What distinguishes memoir from other forms of nonfiction? What makes a memoir, well, memorable? How much does an author writing this kind of book need to adhere to the facts? For answers we turn to resident expert, and NY Book Editor, Daniel Burgess who, at Simon & Schuster, acquired memoirs from New York Times contributor Sam Polk and New School professor Nora Krug.
Memoir and autobiography are very similar genres. Some might say they even overlap. What distinguishes them?
Traditionally, an autobiography is a work one writes about his or her own entire life, while a memoir covers only selected events recollected from the larger experience.
Is that it?
From a marketing standpoint, the word “memoir,” perhaps as a result of its French origin, carries a certain elegance that “autobiography” does not. This might be why publishers choose to brand as memoirs some works that are technically autobiographical. There’s definitely some fluidity between the two terms.
Of late memoirs have seemingly become more popular. (See this 2010 The New Yorker story.) Do you think there’s anything to this?

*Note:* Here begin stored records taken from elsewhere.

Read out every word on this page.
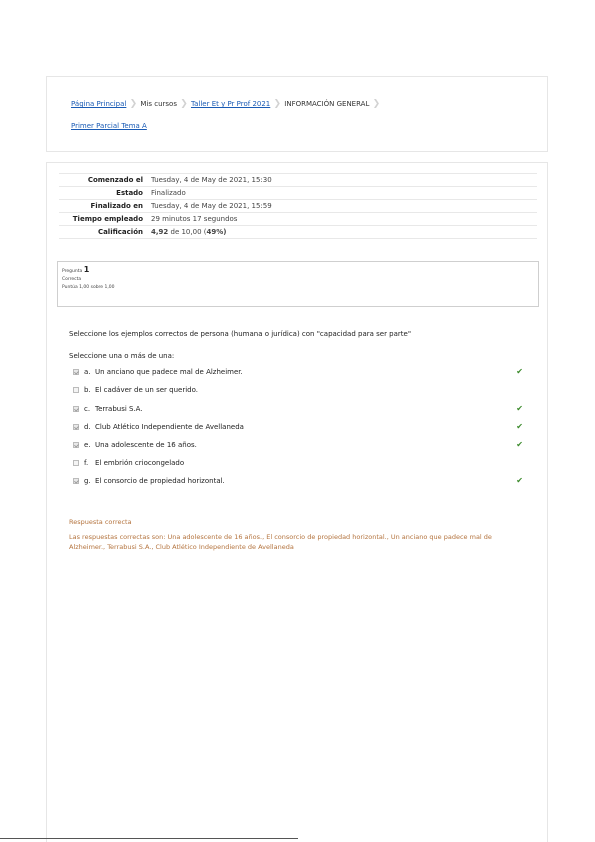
Página Principal ❯ Mis cursos ❯ Taller Et y Pr Prof 2021 ❯ INFORMACIÓN GENERAL ❯
Primer Parcial Tema A
Comenzado el	Tuesday, 4 de May de 2021, 15:30
Estado	Finalizado
Finalizado en	Tuesday, 4 de May de 2021, 15:59
Tiempo empleado	29 minutos 17 segundos
Calificación	4,92 de 10,00 (49%)
Pregunta 1
Correcta
Puntúa 1,00 sobre 1,00
Seleccione los ejemplos correctos de persona (humana o jurídica) con "capacidad para ser parte"
Seleccione una o más de una:
a. Un anciano que padece mal de Alzheimer.	✔
b. El cadáver de un ser querido.
c. Terrabusi S.A.	✔
d. Club Atlético Independiente de Avellaneda	✔
e. Una adolescente de 16 años.	✔
f. El embrión criocongelado
g. El consorcio de propiedad horizontal.	✔
Respuesta correcta
Las respuestas correctas son: Una adolescente de 16 años., El consorcio de propiedad horizontal., Un anciano que padece mal de Alzheimer., Terrabusi S.A., Club Atlético Independiente de Avellaneda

The author of that New Yorker article, Daniel Mendelsohn, wisely points out that the autobiography has existed for more than a millennium—kicked into overdrive by the Enlightenment and the rise of the individual. He also speculates that the confessional culture of TV talk shows and the democratic mouthpiece that is the Internet may be responsible for the more recent proliferation of memoirs. I think the genre’s popularity is an encouraging sign that writers are thinking hard about big ideas that matter to them and their readers.
Speaking of things that matter to readers, I assume people in the publishing industry assume the ideal memoirist is famous or someone who’s experienced something extreme. Is this the case?
No. Of course, notable people are more likely to receive encouragement when they set out to write memoirs. Anyone with an inner life, though, knows that their experiences are as rich and varied as those of any other human, and I think there is a large readership still hungering for life stories from ordinary people. I personally would like to see more undiscovered memoirists given a platform.
When it comes to this kind of book, are there certain style concerns or, let’s say literary rules, writers should know about?
One of the most exciting things about memoir is that its structure can take on as many forms as can fiction. Line by line, successful memoir balances the different forms of narration—dialogue, exposition, description, etc.—that a novel does. On the macro level, many winning memoirs open with a shocking or seemingly inexplicable event, then backtrack to trace the history that led up to it; Jeannette Walls’ bestselling The Glass Castle, for example, uses this kind of frame very effectively.
I love books—fiction and nonfiction—that play with the narrative timeline. Aside from toying with the timeline, any other tips for writers looking to make their memoir stand out?
One specific piece of advice I often give memoirists is to focus on fully forming their supporting characters. Diverse voices can often reveal aspects of the memoirist’s character more convincingly through interaction than he or she might be able to confess in a moment of self-reflection.
Speaking of making your memoir stand out, are certain subject matters, for lack of a better word, tired? Or is there always room for another addiction memoir?
It seems tragic to me that after a memoirist has gained the confidence to lay bare the very personal experience of addiction, he or she must then think about whether or not the story is unusual enough to fit into the current publishing climate. This is the moment where my editorial idealism kicks in. If I bring as much passion to my job as my authors bring to theirs, the quality of their work in the end should defy easy categorization, no matter how familiar the thematic territory. Writing that really speaks to people can transcend the shifting trends of the marketplace.
Amen. Getting back to the the form itself, the word memoir, as you mentioned earlier, has French origins; it’s derived from the French word for memory, memoire. Given the fact that memory is shaped by time and perspective, how much do memoirists need to worry about the accuracy of their account?
I recently heard William Finnegan in an interview describe his process for writing memoir as turning the tools of journalistic inquiry back onto himself. If your own memory is unreliable, a source that must be fact-checked, then it follows that journalists often make for keen memoirists. But anyone can do this. I encourage writers working through a memoir to find as much outside source material against which to compare their subjective memories as possible: friends and family, yearbooks, newspaper accounts. What you learn wrestling with the different perspectives you uncover will always be more engaging to readers than unexamined recollections.
Ok, so what are some of your favorite memoirs?
I find myself returning again and again to the late David Carr’s The Night of the Gun. His is precisely the kind of redemptive memoir critics worry is oversaturating the marketplace. But Carr had the audacity to found the very structure of his narrative on that journalistic investigation of the self. That risk really pays off in the read, and I cherish the book for it. Tony Judt’s The Memory Chalet collects vivid autobiographical fragments, as dictated by the dying author to an assistant. From riding the Green Line outside London as a child to his days on an Israeli kibbutz as a young man, Judt captures the mystery of memory as beautifully as anyone; it’s a privilege to peer into his singular mind.